European plums are generally late flowering and have a higher winter chilling than Japanese plums.
So how many plum trees should you plant in your garden? While many European plums are self-fertile, Japanese plums almost always require cross-pollination. Even selffertile plum trees will crop better with another tree planted nearby. European and Japanese plum trees won’t cross-pollinate because of the different blooming times, so to pollinate a European plum tree, you need to plant another European plum tree. To pollinate a Japanese plum tree, you need another Japanese plum. Plant them within bee-flying distance.
Plums like a free-draining, fertile soil, so dig in compost and fertiliser at planting time.
If you wish to espalier your plum tree, choose a fan shape for training purposes, as the plum’s more brittle wood is difficult to train horizontally. Avoid dwarf varieties, as these compact trees will slow down the training process. Self-fertile European varieties, such as ‘Damson’ or ‘Italian’, are ideal, but you can try other varieties, so long as you have pollinating partners close by.
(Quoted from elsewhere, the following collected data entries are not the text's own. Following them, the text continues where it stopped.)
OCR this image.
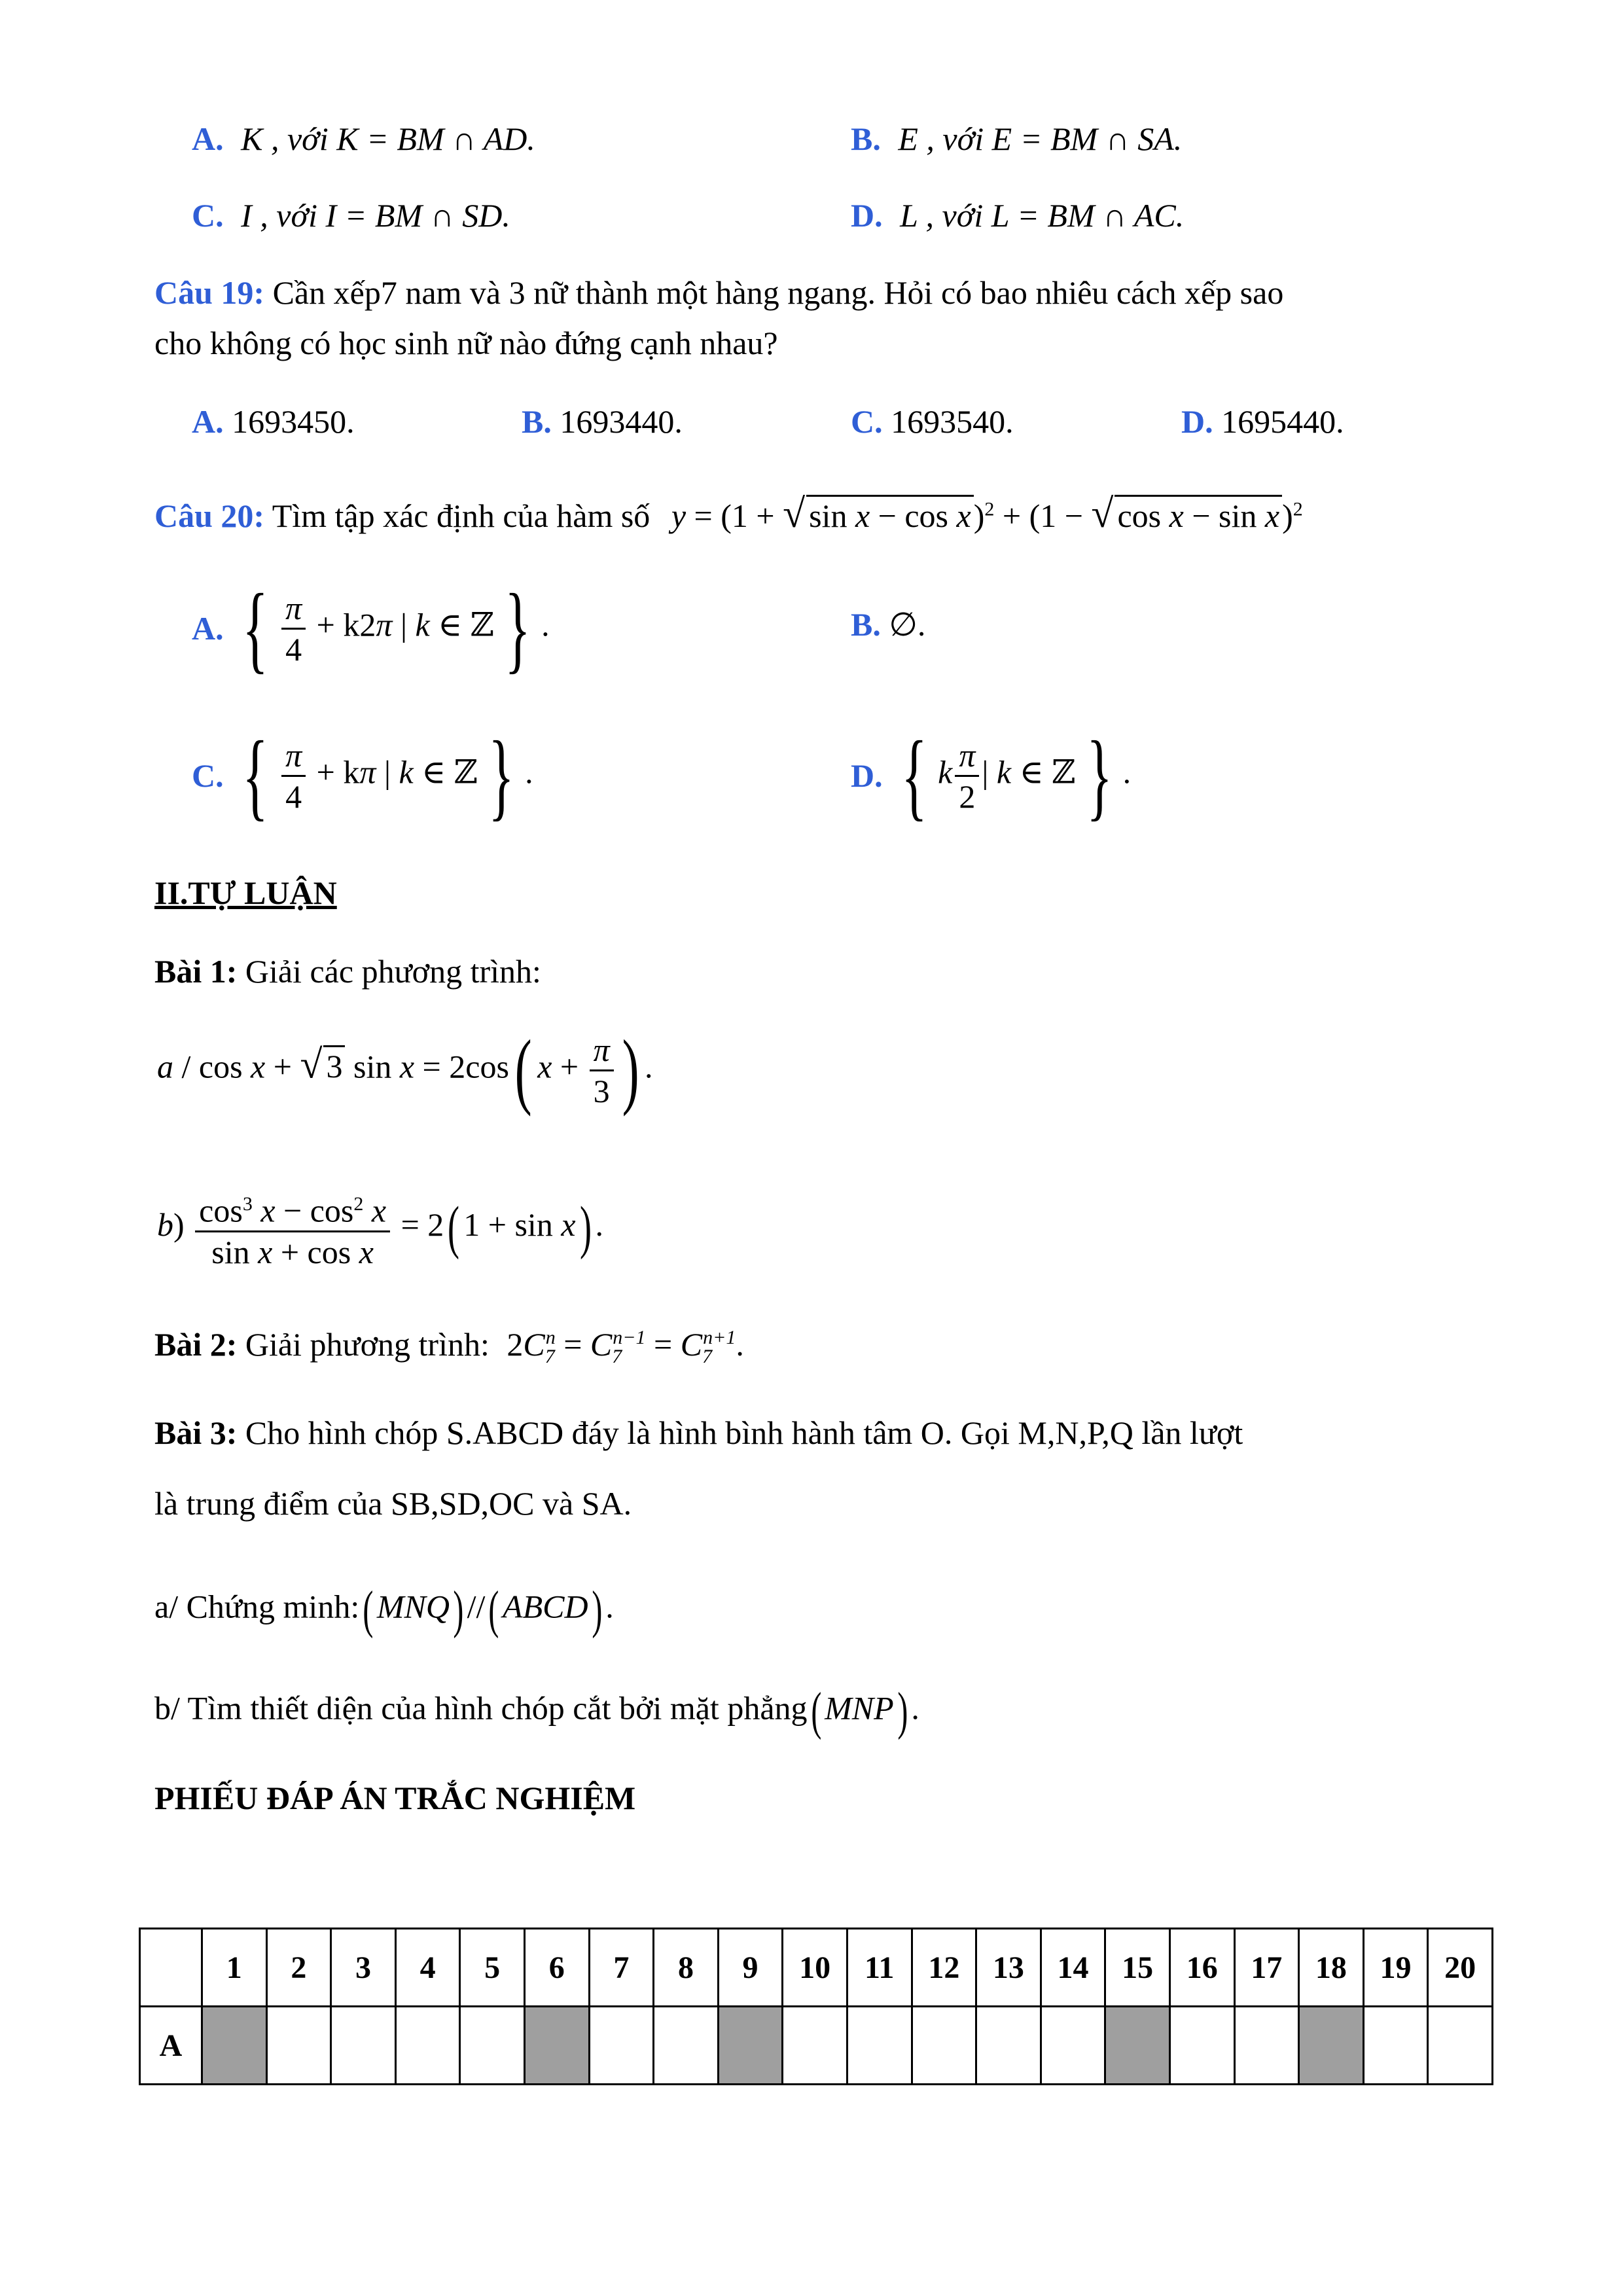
A. K , với K = BM ∩ AD.	B. E , với E = BM ∩ SA.
C. I , với I = BM ∩ SD.	D. L , với L = BM ∩ AC.
Câu 19: Cần xếp7 nam và 3 nữ thành một hàng ngang. Hỏi có bao nhiêu cách xếp sao
cho không có học sinh nữ nào đứng cạnh nhau?
A. 1693450.	B. 1693440.	C. 1693540.	D. 1695440.
Câu 20: Tìm tập xác định của hàm số y = (1 + √ sin x − cos x)$^2$ + (1 − √ cos x − sin x)$^2$
A. { $\frac{\pi}{4} + k2\pi$ | k ∈ ℤ } .	B. ∅.
C. { $\frac{\pi}{4} + k\pi$ | k ∈ ℤ } .	D. { k $\frac{\pi}{2}$ | k ∈ ℤ } .
II.TỰ LUẬN
Bài 1: Giải các phương trình:
a / cos x + √ 3 sin x = 2cos( $x + \frac{\pi}{3}$ ) .
$b) \frac{\cos^3 x - \cos^2 x}{\text{sin x + cos x}} = 2$( 1 + sin x) .
Bài 2: Giải phương trình: $2C_7^n = C_7^{n-1} = C_7^{n+1}$.
Bài 3: Cho hình chóp S.ABCD đáy là hình bình hành tâm O. Gọi M,N,P,Q lần lượt
là trung điểm của SB,SD,OC và SA.
a/ Chứng minh:( MNQ) //( ABCD) .
b/ Tìm thiết diện của hình chóp cắt bởi mặt phẳng( MNP) .
PHIẾU ĐÁP ÁN TRẮC NGHIỆM
	1	2	3	4	5	6	7	8	9	10	11	12	13	14	15	16	17	18	19	20
A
Young plum trees benefit from an annual feed of a general balanced fertiliser at the start of the growing season. As trees mature they prefer a greater proportion of nitrogen and phosphate, so check that your fertiliser has a higher N and P value. An addition of blood and bone would be beneficial, as would organic mulch – but keep it clear of the main trunk to avoid disease.
And don’t forget to water your plants, especially in the early years.
In full bloom: This plum is at Ayabeyama in Tatsuno, Japan.